Everything you’ve heard about Venice is true. The endless winding alleyways, the beautifully blue canals – and the impossible amounts of tourists (even in November) – yet it’s still an incredible place to visit.
How: Manchester – Marco Polo (Monarch), Treviso – Stansted (Ryanair) £100 approx.
Where: Hotel Giovannina, Via Dante 113, Mestre – €78 for 4 nights in a mixed dorm.
When: Thu 1st – Mon 5th November, 2012
Weather: Bit of acqua alta, mild, very sunny, drizzle on the last day
Venice was my first foray into Italy. Having spent a long time studying Central and Eastern Europe, I missed visiting the more ‘classic’ sites of Western Europe – it wasn’t until a friend of mine moved to Venice that the city even appeared on my radar, but I am certainly glad it did.
The tide is high
Arriving at Venice during acqua alta was incredible. There was water everywhere. People were scrambling for wellies and the shoe shops were packed. Eventually, we paid €20 each for some less-than-waterproof boots, only for the water to drain away thirty minutes later. Still – it was a pretty amazing experience. After that, the weather cleared up and it was bright and sunny for the rest of the weekend.
When in Venice
We then did the mandatory boat trip along the Grand Canal, which was excellent. The city really needs to be seen to be believed, and there’s no better way than by boat. Gondolas are horrifically expensive so we stuck to the water taxis. Another must is simply getting lost down the countless alleyways. A cliché, but no less true, there is some stunning architecture in Venice – the majority of which we stumbled upon by chance.
Over the weekend we did the usual tourist things: we queued for the basilica, we queued for the campanile, we visited the church of San Giorgio Maggiore and waited for the sunset – all of which was brilliant. As 1st November is All Saints Day, we also headed over to Cemetery Island for an afternoon. Though probably not on many must-see lists, the island is lovely for a stroll.
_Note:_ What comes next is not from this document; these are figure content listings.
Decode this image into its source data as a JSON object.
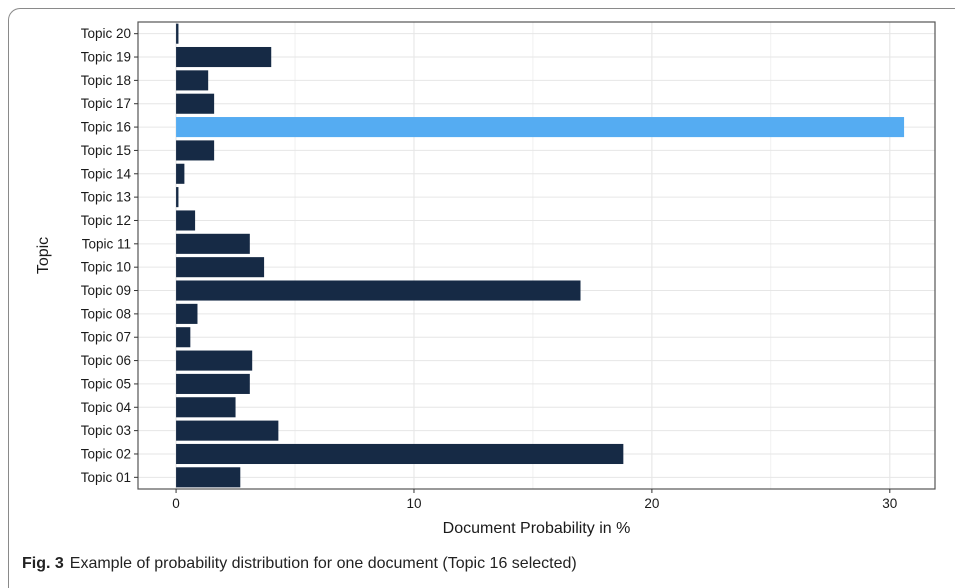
{
  "caption": {
    "label": "Fig. 3",
    "text": "Example of probability distribution for one document (Topic 16 selected)"
  },
  "colors": {
    "bar": "#162a45",
    "highlight": "#55acf2",
    "grid": "#e6e6e6",
    "panel_border": "#555555"
  },
  "chart_data": {
    "type": "bar",
    "orientation": "horizontal",
    "xlabel": "Document Probability in %",
    "ylabel": "Topic",
    "xlim": [
      -1.6,
      31.9
    ],
    "xticks": [
      0,
      10,
      20,
      30
    ],
    "grid": true,
    "highlighted": "Topic 16",
    "categories": [
      "Topic 01",
      "Topic 02",
      "Topic 03",
      "Topic 04",
      "Topic 05",
      "Topic 06",
      "Topic 07",
      "Topic 08",
      "Topic 09",
      "Topic 10",
      "Topic 11",
      "Topic 12",
      "Topic 13",
      "Topic 14",
      "Topic 15",
      "Topic 16",
      "Topic 17",
      "Topic 18",
      "Topic 19",
      "Topic 20"
    ],
    "values": [
      2.7,
      18.8,
      4.3,
      2.5,
      3.1,
      3.2,
      0.6,
      0.9,
      17.0,
      3.7,
      3.1,
      0.8,
      0.1,
      0.35,
      1.6,
      30.6,
      1.6,
      1.35,
      4.0,
      0.1
    ]
  }
}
However, my favourite thing was possibly the Jewish quarter and the Jewish museum synagogue tour. Venice has a very interesting place in Jewish history – the word ‘ghetto’ is derived from the Venetian word ‘gheto’, and was the name given for the area where the Venetian Jews lived. For a long time, the Jewish population was only allowed the leave their area of the city during working hours. Though the museum itself is a little dull, the tour takes you around three synagogues, which are completely hidden from the square.
Top tip: don’t forget to give your kippah back at the end of the tour – I unknowingly had mine on for a good half hour afterwards as we strolled around Venice. It wasn’t until a waiter assured me they served non-Pork dishes that we twigged…
Mestre is the mainland city across the bridge from Venice. Though the place itself is pretty uninspiring and has a thriving prostitute population, it’s a lot cheaper to stay and eat here if you can. The town centre has a good selection of bars and restaurants.
Food & drink
The food in Venice is excellent, but expensive. Luckily, the wine is not, but in Venice the local drink is Spritz. A sweet sparkling processo cocktail, it’s normally served with crisps and you can find it everywhere. However, don’t be surprised if you’re served an espresso when you ask for a spritz – it happened to us more than once. Must be the accent.
Venice is a popular city. Even in November, the place was full of tourists – the smaller alleyways near the grand canal were thronging and we queued for over half an hour for the basilica and the campanile. Though I’ve never been in Summer, I have to assume the place would be hellish.
As an actual city, Venice is fairly interesting. Its main purpose seems to be tourism or textiles, and the place is fairly small. We were told it’s very rare for more than two generations of a family to stay in Venice – people are constantly moving away or moving there for the textiles business. It certainly seems like a difficult place to live in – every old woman who went to hang her washing out was photographed by about twenty different people.
Nevertheless, the place is absolutely beautiful – one of the most beautiful cities I’ve visited, and is definitely worth a trip – whether you can stand the tourists or not.